If your metal has been painted, use paint thinner to wipe away all traces of paint. Use clean rags or paper towels to clean off the old paint, then wipe with a dry rag to remove traces of the paint thinner too. For safety, make sure to put the paint thinner away before welding.
Remove grease from the metal with a degreaser. Citrus-based degreasers are not flammable and smell nice, as well. Wipe down both pieces of metal to get rid of any grease, dirt, or other contaminants.
For TIG welding steel, use a grinder to remove rust from the weld joint. Run the edges along with a grinder long enough to knock off rust and mill scale and get a bright edge to weld. If the metal has any deep scratches, use a thin blade on an angle grinder to clean out the scratches and make sure no contaminants are hidden inside them.
Aluminum takes a little more work to clean up. It’s hard to see the thin layer of aluminum oxide on aluminum, but it is definitely there. Use a chemical cleaner to dissolve the oxide layer or scrub the piece with a fine-bristled stainless steel brush. Aluminum should be welded within a day or so of removing the oxide, or you will need to clean the piece again.
10. Prep Your Electrode
TIG welds made with direct current should use a pointed tip on the tungsten rod. Direct current is used for steel and sometimes for thick aluminum. The pointed tip concentrates the arc and gives you the cleanest weld. Use a bench grinder or electrode sharpener to get a good tip on the electrode. The tip will round with use, so make sure to check it from time to time for sharpness.

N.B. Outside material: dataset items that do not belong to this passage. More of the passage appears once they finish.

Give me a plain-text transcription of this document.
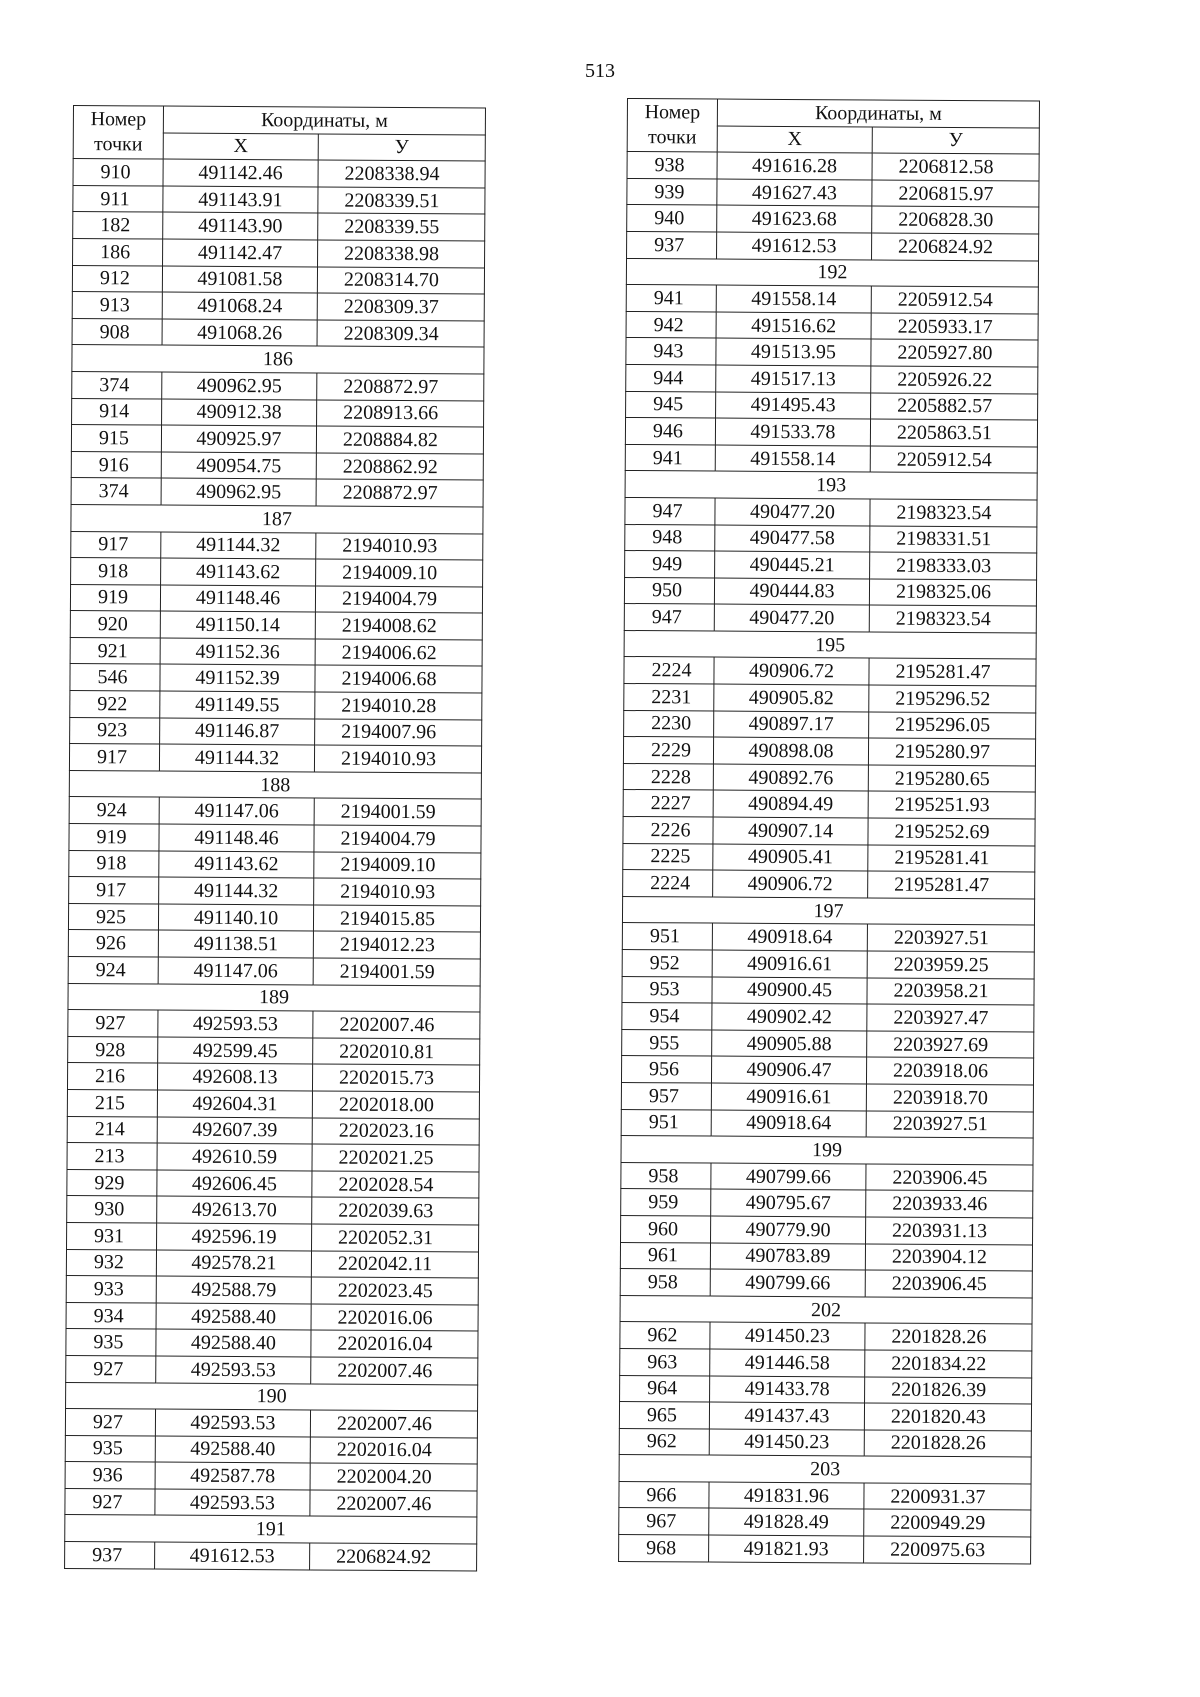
513
Номер
точки	Координаты, м	
	X	У
910	491142.46	2208338.94
911	491143.91	2208339.51
182	491143.90	2208339.55
186	491142.47	2208338.98
912	491081.58	2208314.70
913	491068.24	2208309.37
908	491068.26	2208309.34
186		
374	490962.95	2208872.97
914	490912.38	2208913.66
915	490925.97	2208884.82
916	490954.75	2208862.92
374	490962.95	2208872.97
187		
917	491144.32	2194010.93
918	491143.62	2194009.10
919	491148.46	2194004.79
920	491150.14	2194008.62
921	491152.36	2194006.62
546	491152.39	2194006.68
922	491149.55	2194010.28
923	491146.87	2194007.96
917	491144.32	2194010.93
188		
924	491147.06	2194001.59
919	491148.46	2194004.79
918	491143.62	2194009.10
917	491144.32	2194010.93
925	491140.10	2194015.85
926	491138.51	2194012.23
924	491147.06	2194001.59
189		
927	492593.53	2202007.46
928	492599.45	2202010.81
216	492608.13	2202015.73
215	492604.31	2202018.00
214	492607.39	2202023.16
213	492610.59	2202021.25
929	492606.45	2202028.54
930	492613.70	2202039.63
931	492596.19	2202052.31
932	492578.21	2202042.11
933	492588.79	2202023.45
934	492588.40	2202016.06
935	492588.40	2202016.04
927	492593.53	2202007.46
190		
927	492593.53	2202007.46
935	492588.40	2202016.04
936	492587.78	2202004.20
927	492593.53	2202007.46
191		
937	491612.53	2206824.92
Номер
точки	Координаты, м	
	X	У
938	491616.28	2206812.58
939	491627.43	2206815.97
940	491623.68	2206828.30
937	491612.53	2206824.92
192		
941	491558.14	2205912.54
942	491516.62	2205933.17
943	491513.95	2205927.80
944	491517.13	2205926.22
945	491495.43	2205882.57
946	491533.78	2205863.51
941	491558.14	2205912.54
193		
947	490477.20	2198323.54
948	490477.58	2198331.51
949	490445.21	2198333.03
950	490444.83	2198325.06
947	490477.20	2198323.54
195		
2224	490906.72	2195281.47
2231	490905.82	2195296.52
2230	490897.17	2195296.05
2229	490898.08	2195280.97
2228	490892.76	2195280.65
2227	490894.49	2195251.93
2226	490907.14	2195252.69
2225	490905.41	2195281.41
2224	490906.72	2195281.47
197		
951	490918.64	2203927.51
952	490916.61	2203959.25
953	490900.45	2203958.21
954	490902.42	2203927.47
955	490905.88	2203927.69
956	490906.47	2203918.06
957	490916.61	2203918.70
951	490918.64	2203927.51
199		
958	490799.66	2203906.45
959	490795.67	2203933.46
960	490779.90	2203931.13
961	490783.89	2203904.12
958	490799.66	2203906.45
202		
962	491450.23	2201828.26
963	491446.58	2201834.22
964	491433.78	2201826.39
965	491437.43	2201820.43
962	491450.23	2201828.26
203		
966	491831.96	2200931.37
967	491828.49	2200949.29
968	491821.93	2200975.63
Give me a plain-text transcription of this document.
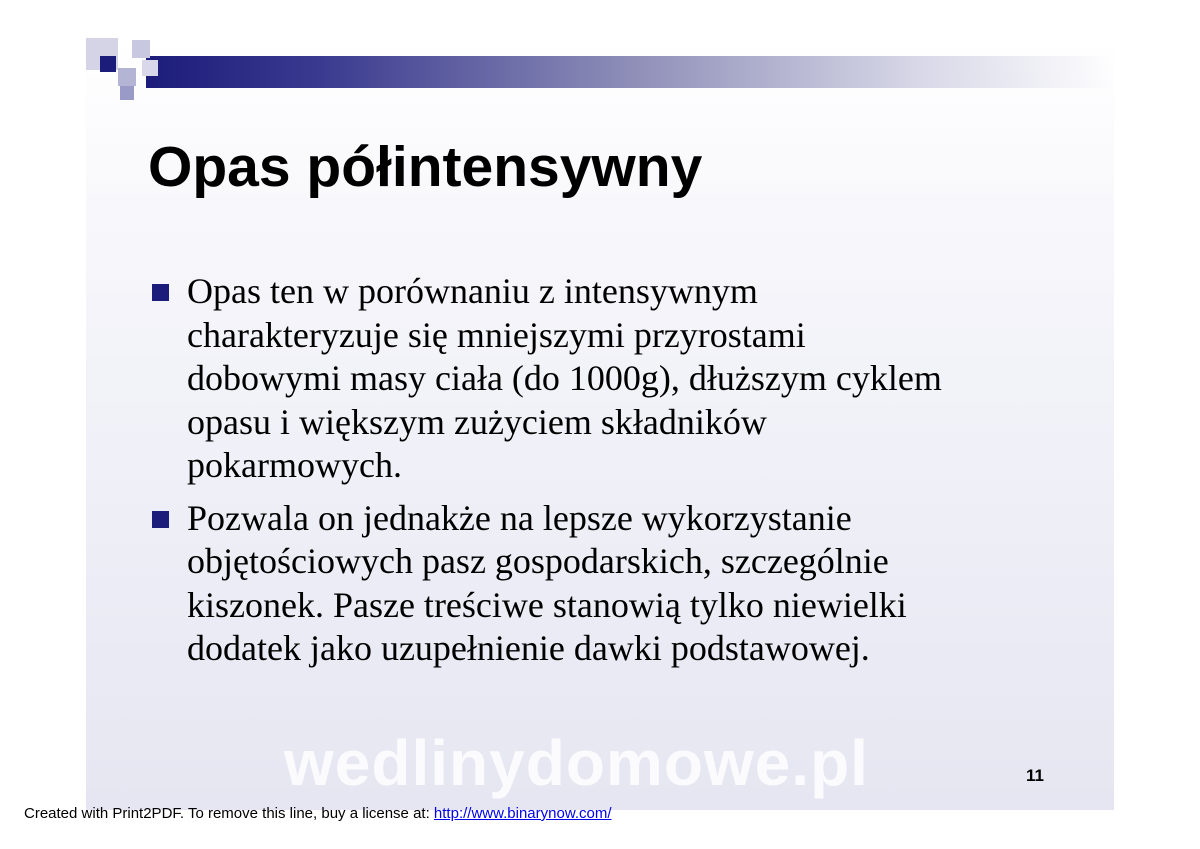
Opas półintensywny
Opas ten w porównaniu z intensywnym
charakteryzuje się mniejszymi przyrostami
dobowymi masy ciała (do 1000g), dłuższym cyklem
opasu i większym zużyciem składników
pokarmowych.
Pozwala on jednakże na lepsze wykorzystanie
objętościowych pasz gospodarskich, szczególnie
kiszonek. Pasze treściwe stanowią tylko niewielki
dodatek jako uzupełnienie dawki podstawowej.
wedlinydomowe.pl	11
Created with Print2PDF. To remove this line, buy a license at: http://www.binarynow.com/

Most aluminum welds are made using alternating current. AC welds work best with a rounded electrode tip. If your tip isn’t rounded, it can be fixed with the grinder as well. Round tips hold their shape better than pointed ones, so you probably won’t need to re-shape it.
Also, make sure your electrode is clean. If you accidentally touch it to the weld pool, the tip will be contaminated with a base metal. The contamination will cause pitting in your bead. If your electrode gets contaminated, stop and grind it to remove the gunk.
11. Use the Right Filler
Filler rods are chosen based on compatibility with the base metal. Using the wrong filler will cause your weld to crack or discolor. Make sure your filler rod is similar in composition to the metal you are welding. Check the manual for your welder if you are not sure what rod to use.

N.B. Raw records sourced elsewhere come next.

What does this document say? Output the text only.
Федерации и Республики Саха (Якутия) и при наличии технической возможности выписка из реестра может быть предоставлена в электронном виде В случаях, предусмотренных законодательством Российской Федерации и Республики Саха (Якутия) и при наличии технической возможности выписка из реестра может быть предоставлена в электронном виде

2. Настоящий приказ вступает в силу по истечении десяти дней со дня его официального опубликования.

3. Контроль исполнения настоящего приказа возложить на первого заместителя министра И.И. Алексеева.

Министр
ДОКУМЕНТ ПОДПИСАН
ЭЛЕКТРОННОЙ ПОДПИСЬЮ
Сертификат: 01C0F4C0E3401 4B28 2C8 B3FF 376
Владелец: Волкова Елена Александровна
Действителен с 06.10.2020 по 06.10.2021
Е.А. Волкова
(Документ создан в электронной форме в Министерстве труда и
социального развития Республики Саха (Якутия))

Aluminum is particularly sensitive to rod material. Know exactly what grade of aluminum you are welding and choose a rod to match. Some grades of aluminum can’t be TIG welded. There are even grades of aluminum that can’t be welded at all. If you are working on a critical project, research aluminum grades and find the right one and the rod to match.
12. Practice Makes Perfect
TIG welding is a fine motor skill, like painting or playing the piano. No one expects to be a great painter the first time they pick up a brush, and no one should expect to be a great TIG welder the first time they crack an arc. Most welders believe TIG is the most laborious welding process to master, and it will take some time.

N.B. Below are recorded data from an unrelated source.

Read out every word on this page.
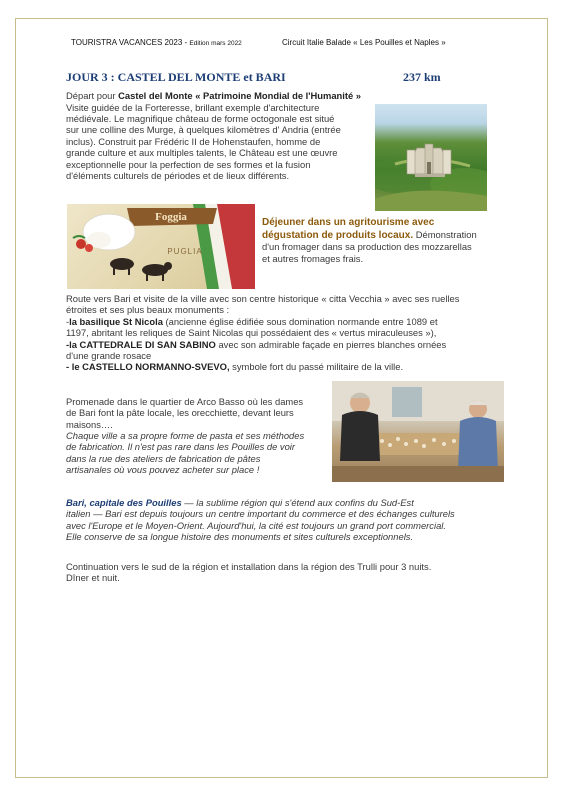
TOURISTRA VACANCES 2023 - Edition mars 2022	Circuit Italie Balade « Les Pouilles et Naples »
JOUR 3 : CASTEL DEL MONTE et BARI	237 km
Départ pour Castel del Monte « Patrimoine Mondial de l'Humanité »
Visite guidée de la Forteresse, brillant exemple d'architecture
médiévale. Le magnifique château de forme octogonale est situé
sur une colline des Murge, à quelques kilomètres d' Andria (entrée
inclus). Construit par Frédéric II de Hohenstaufen, homme de
grande culture et aux multiples talents, le Château est une œuvre
exceptionnelle pour la perfection de ses formes et la fusion
d'éléments culturels de périodes et de lieux différents.
Foggia
PUGLIA
Déjeuner dans un agritourisme avec
dégustation de produits locaux. Démonstration
d'un fromager dans sa production des mozzarellas
et autres fromages frais.
Route vers Bari et visite de la ville avec son centre historique « citta Vecchia » avec ses ruelles
étroites et ses plus beaux monuments :
-la basilique St Nicola (ancienne église édifiée sous domination normande entre 1089 et
1197, abritant les reliques de Saint Nicolas qui possédaient des « vertus miraculeuses »),
-la CATTEDRALE DI SAN SABINO avec son admirable façade en pierres blanches ornées
d'une grande rosace
- le CASTELLO NORMANNO-SVEVO, symbole fort du passé militaire de la ville.
Promenade dans le quartier de Arco Basso où les dames
de Bari font la pâte locale, les orecchiette, devant leurs
maisons….
Chaque ville a sa propre forme de pasta et ses méthodes
de fabrication. Il n'est pas rare dans les Pouilles de voir
dans la rue des ateliers de fabrication de pâtes
artisanales où vous pouvez acheter sur place !
Bari, capitale des Pouilles — la sublime région qui s'étend aux confins du Sud-Est
italien — Bari est depuis toujours un centre important du commerce et des échanges culturels
avec l'Europe et le Moyen-Orient. Aujourd'hui, la cité est toujours un grand port commercial.
Elle conserve de sa longue histoire des monuments et sites culturels exceptionnels.
Continuation vers le sud de la région et installation dans la région des Trulli pour 3 nuits.
Dîner et nuit.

Practice your TIG welds by laying down beads on a flat plate. Start and stop over and over to get the feel of reducing your amperage and lifting the electrode to end the arc gradually. Use TIG to weld projects that don’t require a beautiful bead, so that you can get more time working on it. The biggest secret to getting a clean finish on TIG welds is time.
Getting a TIG weld correct is a matter of knowing some of the finer points of welding and practicing them. With these pointers, we think you’ll be successful with your next weld.